While EternaFold is not built as an artificial neural network, its training is much closer in spirit to modern neural network approaches that learn from large data sets of crowdsourced image or text5 than to classic biophysical approaches for improving RNA secondary structure prediction from lower throughput measurements and the intuition of a few human experts. In fact, we hope that the EternaFold model presented in this work will be readily superseded by new algorithms developed with these prediction tasks in mind that account for molecule ensemble of all possible structures.

Important improvements abound for future models, including incorporating effects of ionic conditions and temperature. Perhaps the most significant leap for RNA structure prediction will be to incorporate prediction of tertiary structure motifs into secondary structure modelling. Many state-of-the-art 3D structure prediction and structure refinement methods require accurate secondary structure predictions as a starting point. An end goal of the field is to perform end-to-end inference from sequence to atomistic structure, which training from large collections of ensemble-based measurements such as these may enable.

Hannah K. Wayment-Steele

Harvard Medical School, Boston, MA, USA.

Rhiju Das

Stanford University School of Medicine, Palo Alto, CA, USA.

Expert opinion

“The manuscript by Wayment-Steele et al. performed a rigorous comparison of a diverse array of secondary structure prediction programs.” Hashim Al-Hashimi, Columbia University Irving Medical Center, New York, NY, USA.

Behind the paper

One of my first conversations with R.D. was in front of pages and pages of Eterna chemical mapping data that hung in the Stanford Biochemistry Department hallway. He pointed out eccentricities in these RNA data, collected over years of experiments, and alluded to a dream of actually inferring thermodynamics from these molecules designed by the Eterna community — molecules with names like “The Nonesuch” and “Robot Serial Killer 1.” These datasets represented a massive, curiosity-driven, community labor of love.

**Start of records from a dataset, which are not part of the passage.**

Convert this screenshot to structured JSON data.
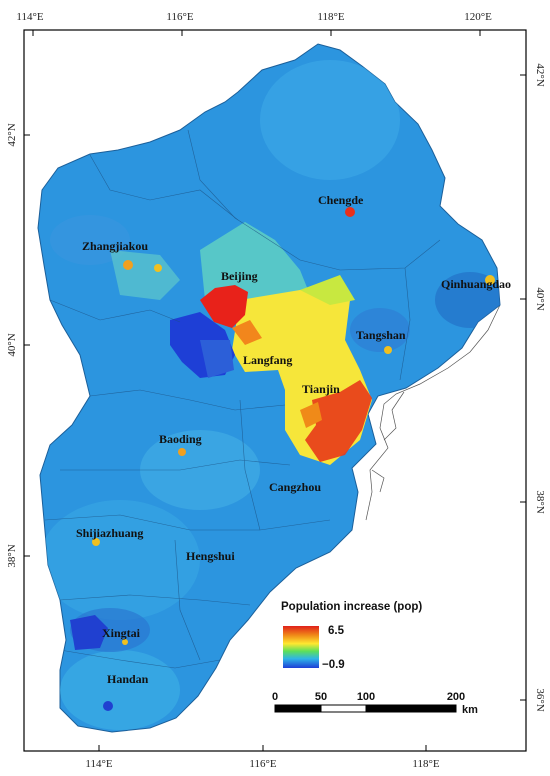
{
  "map": {
    "lon_ticks_top": [
      "114°E",
      "116°E",
      "118°E",
      "120°E"
    ],
    "lon_ticks_bottom": [
      "114°E",
      "116°E",
      "118°E"
    ],
    "lat_ticks_left": [
      "42°N",
      "40°N",
      "38°N"
    ],
    "lat_ticks_right": [
      "42°N",
      "40°N",
      "38°N",
      "36°N"
    ],
    "cities": [
      "Chengde",
      "Zhangjiakou",
      "Beijing",
      "Qinhuangdao",
      "Tangshan",
      "Langfang",
      "Tianjin",
      "Baoding",
      "Cangzhou",
      "Shijiazhuang",
      "Hengshui",
      "Xingtai",
      "Handan"
    ]
  },
  "legend": {
    "title": "Population increase (pop)",
    "max": "6.5",
    "min": "−0.9",
    "colors": [
      "#e0201a",
      "#f08a18",
      "#ffe830",
      "#5de05a",
      "#2fb4e8",
      "#1e3fd6"
    ]
  },
  "scale_bar": {
    "labels": [
      "0",
      "50",
      "100",
      "200"
    ],
    "unit": "km"
  },
  "colors": {
    "base": "#2c95df",
    "frame": "#000000"
  }
}
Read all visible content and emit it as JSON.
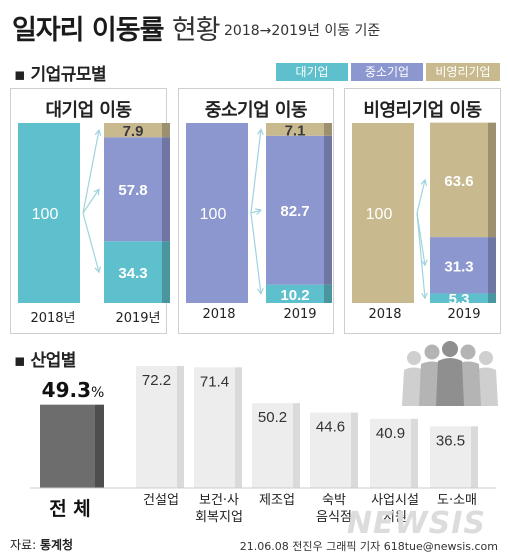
{
  "header": {
    "title": "일자리 이동률",
    "title_sub": "현황",
    "period": "2018→2019년 이동 기준"
  },
  "colors": {
    "large": "#5ec0cc",
    "sme": "#8d97cf",
    "nonprofit": "#c8b98f",
    "industry_bar": "#ededed",
    "total_bar": "#6d6d6d",
    "frame": "#c8c8c8"
  },
  "icons": [
    "people-group-icon"
  ],
  "chart_data": [
    {
      "type": "bar",
      "section": "기업규모별",
      "legend": [
        "대기업",
        "중소기업",
        "비영리기업"
      ],
      "panels": [
        {
          "title": "대기업 이동",
          "categories": [
            "2018년",
            "2019년"
          ],
          "series": [
            {
              "name": "대기업",
              "values": [
                100,
                34.3
              ]
            },
            {
              "name": "중소기업",
              "values": [
                0,
                57.8
              ]
            },
            {
              "name": "비영리기업",
              "values": [
                0,
                7.9
              ]
            }
          ],
          "labels": {
            "before": "100",
            "after": [
              "34.3",
              "57.8",
              "7.9"
            ]
          }
        },
        {
          "title": "중소기업 이동",
          "categories": [
            "2018",
            "2019"
          ],
          "series": [
            {
              "name": "대기업",
              "values": [
                0,
                10.2
              ]
            },
            {
              "name": "중소기업",
              "values": [
                100,
                82.7
              ]
            },
            {
              "name": "비영리기업",
              "values": [
                0,
                7.1
              ]
            }
          ],
          "labels": {
            "before": "100",
            "after": [
              "10.2",
              "82.7",
              "7.1"
            ]
          }
        },
        {
          "title": "비영리기업 이동",
          "categories": [
            "2018",
            "2019"
          ],
          "series": [
            {
              "name": "대기업",
              "values": [
                0,
                5.3
              ]
            },
            {
              "name": "중소기업",
              "values": [
                0,
                31.3
              ]
            },
            {
              "name": "비영리기업",
              "values": [
                100,
                63.6
              ]
            }
          ],
          "labels": {
            "before": "100",
            "after": [
              "5.3",
              "31.3",
              "63.6"
            ]
          }
        }
      ],
      "ylim": [
        0,
        100
      ]
    },
    {
      "type": "bar",
      "section": "산업별",
      "categories": [
        "전 체",
        "건설업",
        "보건·사\n회복지업",
        "제조업",
        "숙박\n음식점",
        "사업시설\n지원",
        "도·소매"
      ],
      "values": [
        49.3,
        72.2,
        71.4,
        50.2,
        44.6,
        40.9,
        36.5
      ],
      "value_labels": [
        "49.3",
        "72.2",
        "71.4",
        "50.2",
        "44.6",
        "40.9",
        "36.5"
      ],
      "total_unit": "%",
      "ylim": [
        0,
        100
      ]
    }
  ],
  "footer": {
    "source_label": "자료:",
    "source": "통계청",
    "credit": "21.06.08 전진우 그래픽 기자 618tue@newsis.com",
    "watermark": "NEWSIS"
  }
}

An exhilarating moment came in testing EternaFold on data from the influenza A virus and realizing it performed best on this very important RNA. We kept testing datasets from other groups to see if this was a fluke, including SARS-CoV-2 genomes (an unexpected test that emerged after EternaFold’s development); 31 tests later, we concluded the model ought to be shared. H.K.W.-S.

From the editor

“Predicting RNA secondary structure is an important problem in biophysics and is also crucially important for understanding the structure and biological function of diverse RNAs. What impressed me immediately about this work was how much could be learned by comparing the performance of available software tools for predicting RNA structures. I am also convinced that EternaFold, the newly developed prediction tool, enables improved prediction for diverse downstream applications.” Rita Strack, Senior Editor, Nature Methods.